Microsoft, besides boosting the new tablet PCs built by its hardware partners, will show off with Samsung what's billed as an "ultralow-cost" Pocket PC concept design. The joint effort is an attempt to lower development costs for device manufacturers. The project was unveiled last week and describes a device barely 4 by 3 inches, and weighing just 2.9 ounces in the gray-scale version. It's fitted with a Samsung Arm9-based application processor with flash memory, a multimedia card and support for Secure Digital and Secure Digital I/O expansion cards.
The first 802.11g access points and interface cards will be demonstrated at the show, with a data rate of 54M bit/sec on the same 2.4-GHz band used by 11M bit/sec 802.11b networks. Texas Instruments will announce a chipset that can support 802.11b, 802.11a and 802.11g wireless LANs. Broadcom and Intersil are unveiling chipsets that promise "universal" wireless LAN client cards and access points.
These products would let client devices automatically select whichever wireless connection was available, without requiring manual reconfiguration.

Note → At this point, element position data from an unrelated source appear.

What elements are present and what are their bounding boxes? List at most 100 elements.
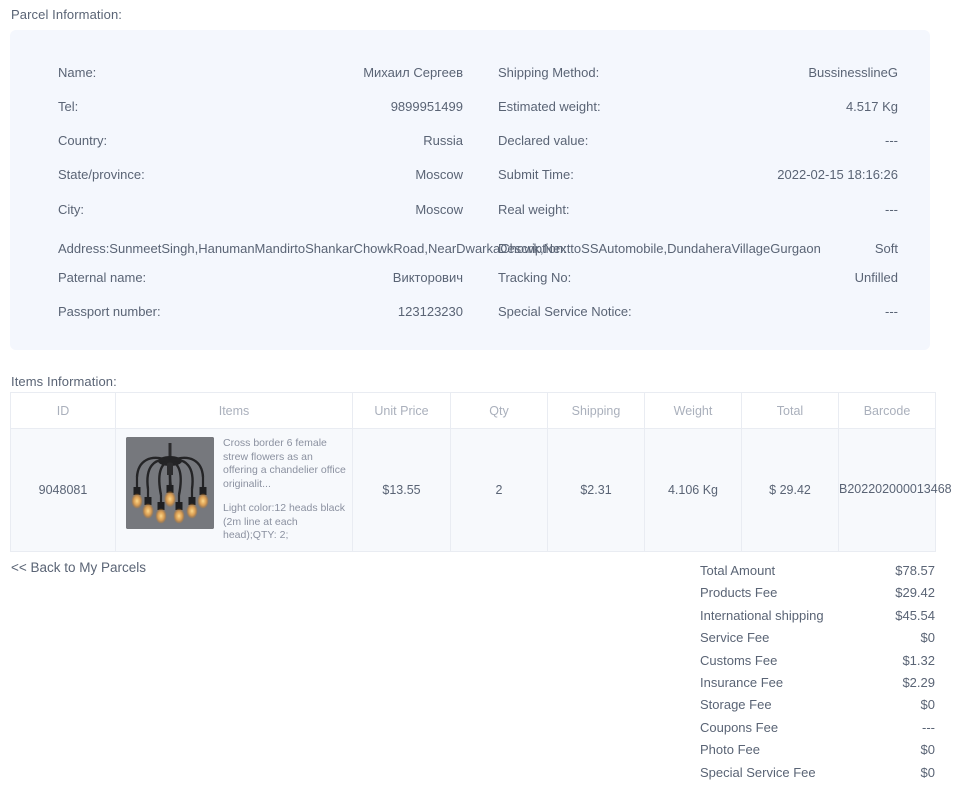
total-row-coupons-fee: Coupons Fee ---: [700, 720, 935, 742]
field-estimated-weight-label: Estimated weight:: [498, 99, 601, 114]
field-name: Name: Михаил Сергеев: [58, 56, 463, 90]
field-submit-time-label: Submit Time:: [498, 167, 574, 182]
field-country-label: Country:: [58, 133, 108, 148]
total-value-customs-fee: $1.32: [902, 652, 935, 668]
field-tracking-no: Tracking No: Unfilled: [498, 261, 898, 295]
field-tel: Tel: 9899951499: [58, 90, 463, 124]
total-value-storage-fee: $0: [920, 697, 935, 713]
parcel-information-title: Parcel Information:: [11, 7, 123, 22]
item-attributes: Light color:12 heads black (2m line at e…: [223, 502, 345, 541]
field-estimated-weight-value: 4.517 Kg: [845, 99, 898, 114]
field-declared-value-value: ---: [885, 133, 898, 148]
total-label-customs-fee: Customs Fee: [700, 652, 778, 668]
column-header-unit-price: Unit Price: [352, 392, 451, 429]
field-name-value: Михаил Сергеев: [363, 65, 463, 80]
items-table: ID Items Unit Price Qty Shipping Weight …: [10, 392, 952, 552]
field-declared-value-label: Declared value:: [498, 133, 589, 148]
total-row-service-fee: Service Fee $0: [700, 630, 935, 652]
field-real-weight-value: ---: [885, 202, 898, 217]
total-label-insurance-fee: Insurance Fee: [700, 674, 784, 690]
total-label-coupons-fee: Coupons Fee: [700, 719, 779, 735]
field-city-value: Moscow: [415, 202, 463, 217]
total-row-products-fee: Products Fee $29.42: [700, 585, 935, 607]
field-shipping-method: Shipping Method: BussinesslineG: [498, 56, 898, 90]
total-row-insurance-fee: Insurance Fee $2.29: [700, 675, 935, 697]
cell-qty: 2: [450, 428, 548, 552]
field-declared-value: Declared value: ---: [498, 124, 898, 158]
field-paternal-name-value: Викторович: [392, 270, 463, 285]
total-label-total-amount: Total Amount: [700, 563, 776, 578]
total-value-international-shipping: $45.54: [895, 607, 935, 623]
field-state-province-label: State/province:: [58, 167, 145, 182]
items-table-header-row: ID Items Unit Price Qty Shipping Weight …: [10, 392, 936, 429]
column-header-weight: Weight: [644, 392, 742, 429]
field-estimated-weight: Estimated weight: 4.517 Kg: [498, 90, 898, 124]
column-header-qty: Qty: [450, 392, 548, 429]
total-label-photo-fee: Photo Fee: [700, 742, 760, 758]
total-row-total-amount: Total Amount $78.57: [700, 563, 935, 585]
field-submit-time-value: 2022-02-15 18:16:26: [777, 167, 898, 182]
field-shipping-method-label: Shipping Method:: [498, 65, 600, 80]
parcel-information-panel: Name: Михаил Сергеев Tel: 9899951499 Cou…: [10, 30, 930, 350]
totals-summary: Total Amount $78.57 Products Fee $29.42 …: [700, 563, 935, 787]
field-state-province: State/province: Moscow: [58, 158, 463, 192]
field-real-weight: Real weight: ---: [498, 193, 898, 227]
field-name-label: Name:: [58, 65, 97, 80]
items-information-title: Items Information:: [11, 374, 117, 389]
total-row-storage-fee: Storage Fee $0: [700, 697, 935, 719]
field-tracking-no-label: Tracking No:: [498, 270, 572, 285]
total-value-special-service-fee: $0: [920, 764, 935, 780]
field-submit-time: Submit Time: 2022-02-15 18:16:26: [498, 158, 898, 192]
total-value-insurance-fee: $2.29: [902, 674, 935, 690]
product-thumbnail[interactable]: [126, 437, 214, 529]
table-row: 9048081 Cross border 6 female strew flow…: [10, 428, 952, 552]
total-label-international-shipping: International shipping: [700, 607, 824, 623]
field-passport-number-label: Passport number:: [58, 304, 161, 319]
cell-id: 9048081: [10, 428, 116, 552]
chandelier-lamp-icon: [126, 437, 214, 529]
field-country-value: Russia: [423, 133, 463, 148]
total-label-storage-fee: Storage Fee: [700, 697, 772, 713]
field-paternal-name: Paternal name: Викторович: [58, 261, 463, 295]
field-paternal-name-label: Paternal name:: [58, 270, 147, 285]
cell-total: $ 29.42: [741, 428, 839, 552]
cell-shipping: $2.31: [547, 428, 645, 552]
total-value-service-fee: $0: [920, 630, 935, 646]
total-label-special-service-fee: Special Service Fee: [700, 764, 816, 780]
field-city: City: Moscow: [58, 193, 463, 227]
total-value-coupons-fee: ---: [922, 719, 935, 735]
cell-items: Cross border 6 female strew flowers as a…: [115, 428, 353, 552]
total-label-products-fee: Products Fee: [700, 585, 778, 601]
field-city-label: City:: [58, 202, 84, 217]
back-to-my-parcels-link[interactable]: << Back to My Parcels: [11, 560, 146, 575]
cell-unit-price: $13.55: [352, 428, 451, 552]
total-value-photo-fee: $0: [920, 742, 935, 758]
total-row-customs-fee: Customs Fee $1.32: [700, 653, 935, 675]
cell-barcode: B202202000013468: [838, 428, 952, 552]
field-country: Country: Russia: [58, 124, 463, 158]
field-shipping-method-value: BussinesslineG: [808, 65, 898, 80]
field-state-province-value: Moscow: [415, 167, 463, 182]
total-row-special-service-fee: Special Service Fee $0: [700, 765, 935, 787]
total-value-products-fee: $29.42: [895, 585, 935, 601]
parcel-info-grid: Name: Михаил Сергеев Tel: 9899951499 Cou…: [10, 30, 930, 350]
column-header-total: Total: [741, 392, 839, 429]
field-tracking-no-value: Unfilled: [854, 270, 898, 285]
column-header-shipping: Shipping: [547, 392, 645, 429]
field-passport-number-value: 123123230: [397, 304, 463, 319]
field-special-service-notice: Special Service Notice: ---: [498, 295, 898, 329]
cell-weight: 4.106 Kg: [644, 428, 742, 552]
column-header-items: Items: [115, 392, 353, 429]
field-passport-number: Passport number: 123123230: [58, 295, 463, 329]
field-special-service-notice-label: Special Service Notice:: [498, 304, 632, 319]
field-real-weight-label: Real weight:: [498, 202, 570, 217]
field-tel-value: 9899951499: [390, 99, 463, 114]
total-value-total-amount: $78.57: [895, 563, 935, 578]
column-header-barcode: Barcode: [838, 392, 936, 429]
field-tel-label: Tel:: [58, 99, 79, 114]
item-title: Cross border 6 female strew flowers as a…: [223, 437, 346, 490]
total-label-service-fee: Service Fee: [700, 630, 770, 646]
total-row-photo-fee: Photo Fee $0: [700, 742, 935, 764]
field-special-service-notice-value: ---: [885, 304, 898, 319]
column-header-id: ID: [10, 392, 116, 429]
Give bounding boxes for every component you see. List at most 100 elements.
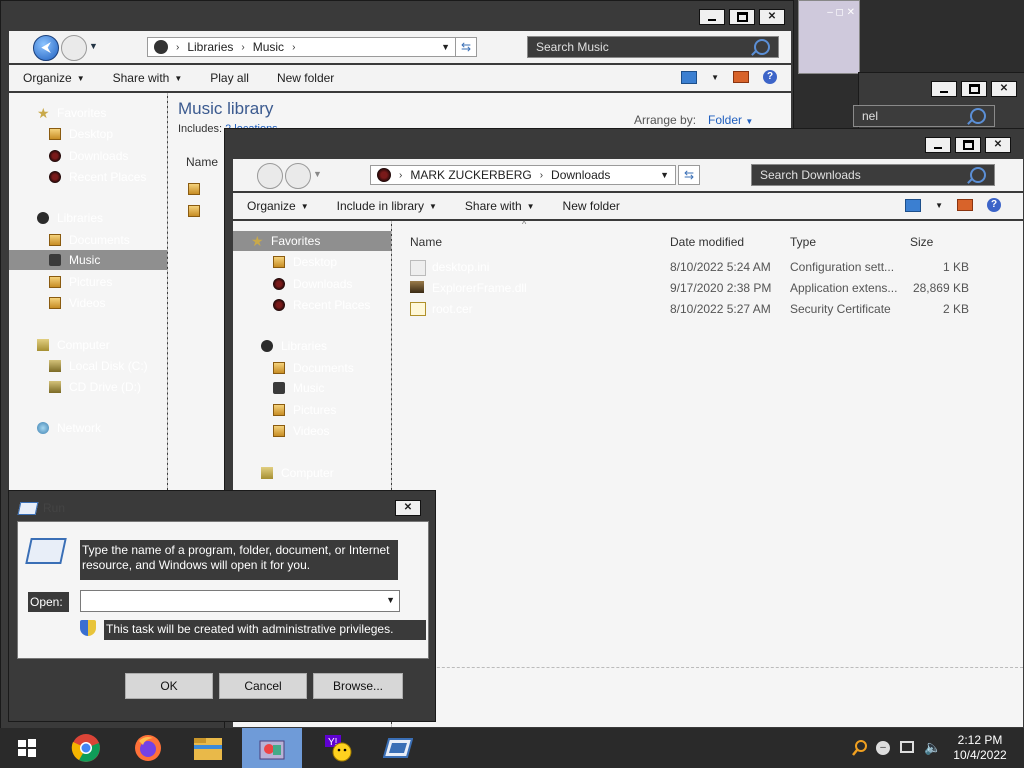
close-button[interactable]: ✕ [759,9,785,25]
arrange-by-dropdown[interactable]: Folder ▼ [708,113,753,127]
nav-documents[interactable]: Documents [9,230,167,250]
taskbar-yahoo-messenger[interactable]: Y! [308,728,368,768]
cancel-button[interactable]: Cancel [219,673,307,699]
nav-desktop[interactable]: Desktop [233,252,391,272]
recent-pages-button[interactable]: ▼ [89,41,98,51]
nav-computer[interactable]: Computer [9,335,167,355]
file-row-root-cer[interactable]: root.cer 8/10/2022 5:27 AM Security Cert… [392,299,1023,319]
address-dropdown-icon[interactable]: ▼ [441,42,450,52]
column-header-date[interactable]: Date modified [670,235,744,249]
breadcrumb-downloads[interactable]: Downloads [551,168,610,182]
run-dialog[interactable]: Run ✕ Type the name of a program, folder… [8,490,436,722]
minimize-button[interactable] [699,9,725,25]
forward-button[interactable] [285,163,311,189]
nav-music[interactable]: Music [9,250,167,270]
open-dropdown-icon[interactable]: ▼ [386,595,395,605]
search-icon[interactable] [970,167,986,183]
share-with-menu[interactable]: Share with ▼ [113,71,183,85]
maximize-button[interactable] [729,9,755,25]
minimize-button[interactable] [925,137,951,153]
nav-pictures[interactable]: Pictures [233,400,391,420]
music-navigation-pane[interactable]: ★ Favorites Desktop Downloads Recent Plac… [9,93,167,493]
refresh-button[interactable]: ⇆ [455,37,477,57]
network-tray-icon[interactable] [900,741,914,753]
view-dropdown-icon[interactable]: ▼ [711,73,719,82]
breadcrumb-libraries[interactable]: Libraries [187,40,233,54]
help-icon[interactable]: ? [763,70,777,84]
change-view-icon[interactable] [681,70,698,84]
nav-videos[interactable]: Videos [9,293,167,313]
downloads-file-list[interactable]: ^ Name Date modified Type Size desktop.i… [392,219,1023,727]
ok-button[interactable]: OK [125,673,213,699]
organize-menu[interactable]: Organize ▼ [23,71,85,85]
close-button[interactable]: ✕ [985,137,1011,153]
file-row-explorerframe-dll[interactable]: ExplorerFrame.dll 9/17/2020 2:38 PM Appl… [392,278,1023,298]
help-icon[interactable]: ? [987,198,1001,212]
open-combobox[interactable]: ▼ [80,590,400,612]
view-dropdown-icon[interactable]: ▼ [935,201,943,210]
run-close-button[interactable]: ✕ [395,500,421,516]
search-icon[interactable] [754,39,770,55]
recent-pages-button[interactable]: ▼ [313,169,322,179]
change-view-icon[interactable] [905,198,922,212]
nav-network[interactable]: Network [9,418,167,438]
preview-pane-icon[interactable] [957,199,973,211]
forward-button[interactable] [61,35,87,61]
nav-downloads[interactable]: Downloads [9,146,167,166]
nav-recent-places[interactable]: Recent Places [233,295,391,315]
nav-local-disk[interactable]: Local Disk (C:) [9,356,167,376]
music-address-bar[interactable]: › Libraries › Music › ▼ [147,37,457,57]
nav-favorites[interactable]: ★ Favorites [233,231,391,251]
nav-music[interactable]: Music [233,378,391,398]
maximize-button[interactable] [961,81,987,97]
minimize-button[interactable] [931,81,957,97]
organize-menu[interactable]: Organize ▼ [247,199,309,213]
play-all-button[interactable]: Play all [210,71,249,85]
cp-search-box[interactable]: nel [853,105,995,127]
address-dropdown-icon[interactable]: ▼ [660,170,669,180]
messenger-tray-icon[interactable]: – [876,741,890,755]
preview-pane-icon[interactable] [733,71,749,83]
music-search-box[interactable]: Search Music [527,36,779,58]
new-folder-button[interactable]: New folder [563,199,620,213]
downloads-address-bar[interactable]: › MARK ZUCKERBERG › Downloads ▼ [370,165,676,185]
clock[interactable]: 2:12 PM 10/4/2022 [948,733,1012,763]
third-window-caption-buttons[interactable]: – ◻ ✕ [827,7,855,18]
column-header-size[interactable]: Size [910,235,933,249]
nav-favorites[interactable]: ★ Favorites [9,103,167,123]
maximize-button[interactable] [955,137,981,153]
close-button[interactable]: ✕ [991,81,1017,97]
taskbar-run[interactable] [368,728,428,768]
file-row-desktop-ini[interactable]: desktop.ini 8/10/2022 5:24 AM Configurat… [392,257,1023,277]
breadcrumb-music[interactable]: Music [253,40,284,54]
nav-downloads[interactable]: Downloads [233,274,391,294]
taskbar-control-panel[interactable] [242,728,302,768]
search-icon[interactable] [970,108,986,124]
folder-icon[interactable] [188,183,200,195]
share-with-menu[interactable]: Share with ▼ [465,199,535,213]
third-window[interactable]: – ◻ ✕ [798,0,860,74]
nav-computer[interactable]: Computer [233,463,391,483]
nav-documents[interactable]: Documents [233,358,391,378]
nav-libraries[interactable]: Libraries [9,208,167,228]
volume-icon[interactable]: 🔈 [924,739,941,756]
refresh-button[interactable]: ⇆ [678,165,700,185]
downloads-search-box[interactable]: Search Downloads [751,164,995,186]
nav-desktop[interactable]: Desktop [9,124,167,144]
back-button[interactable] [257,163,283,189]
taskbar-firefox[interactable] [118,728,178,768]
search-tray-icon[interactable] [852,740,867,756]
taskbar-file-explorer[interactable] [178,728,238,768]
breadcrumb-user[interactable]: MARK ZUCKERBERG [410,168,531,182]
column-header-type[interactable]: Type [790,235,816,249]
column-header-name[interactable]: Name [410,235,442,249]
browse-button[interactable]: Browse... [313,673,403,699]
nav-libraries[interactable]: Libraries [233,336,391,356]
new-folder-button[interactable]: New folder [277,71,334,85]
nav-recent-places[interactable]: Recent Places [9,167,167,187]
include-in-library-menu[interactable]: Include in library ▼ [337,199,437,213]
nav-videos[interactable]: Videos [233,421,391,441]
folder-icon[interactable] [188,205,200,217]
open-input[interactable] [83,592,377,612]
back-button[interactable]: ⮜ [33,35,59,61]
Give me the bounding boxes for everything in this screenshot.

Linksys is one wireless LAN vendor that will unveil 802.11g product plans, demonstrating an access point and adapter cards that can support the higher data rates.
New architectural approaches also will be on display, including the peer-to-peer wireless LAN technology being introduced by MeshNetworks (see related story, page 21). Symbol Technologies will showcase its recently announced Mobius wireless LAN, which offers stripped-down access points that connect with a controller packed with enhanced security software and an array of switching features.
For the wireless LAN public-access market, Proxim will unveil the AP-2500, which will support 802.11a and 802.11b connections, and "dynamic address translation" to simplify the connecting process for end users. For improved security, the AP-2500 will work with Remote Authenitication Dial-In User Service and Secure Sockets Layer servers.
The Wi-Fi Alliance, an industry group promoting wireless LAN interoperability, will unveil a framework that will let users log on to various public-access nets in a consistent way, be authenticated, and have the appropriate subscriber data forwarded to their "home" wireless service provider.
The alliance also will promote its newly announced, and widely backed, Wi-Fi Protected Access software, based on work by Microsoft. The technology will incorporate a number of features contained in the IEEE 8092.11i specification, which is designed to correct a number of security weaknesses in the wireless LAN standard. IEEE ratification won't be complete until 2003, and the alliance initiative will let vendors and enterprise users deploy improved security in the meantime.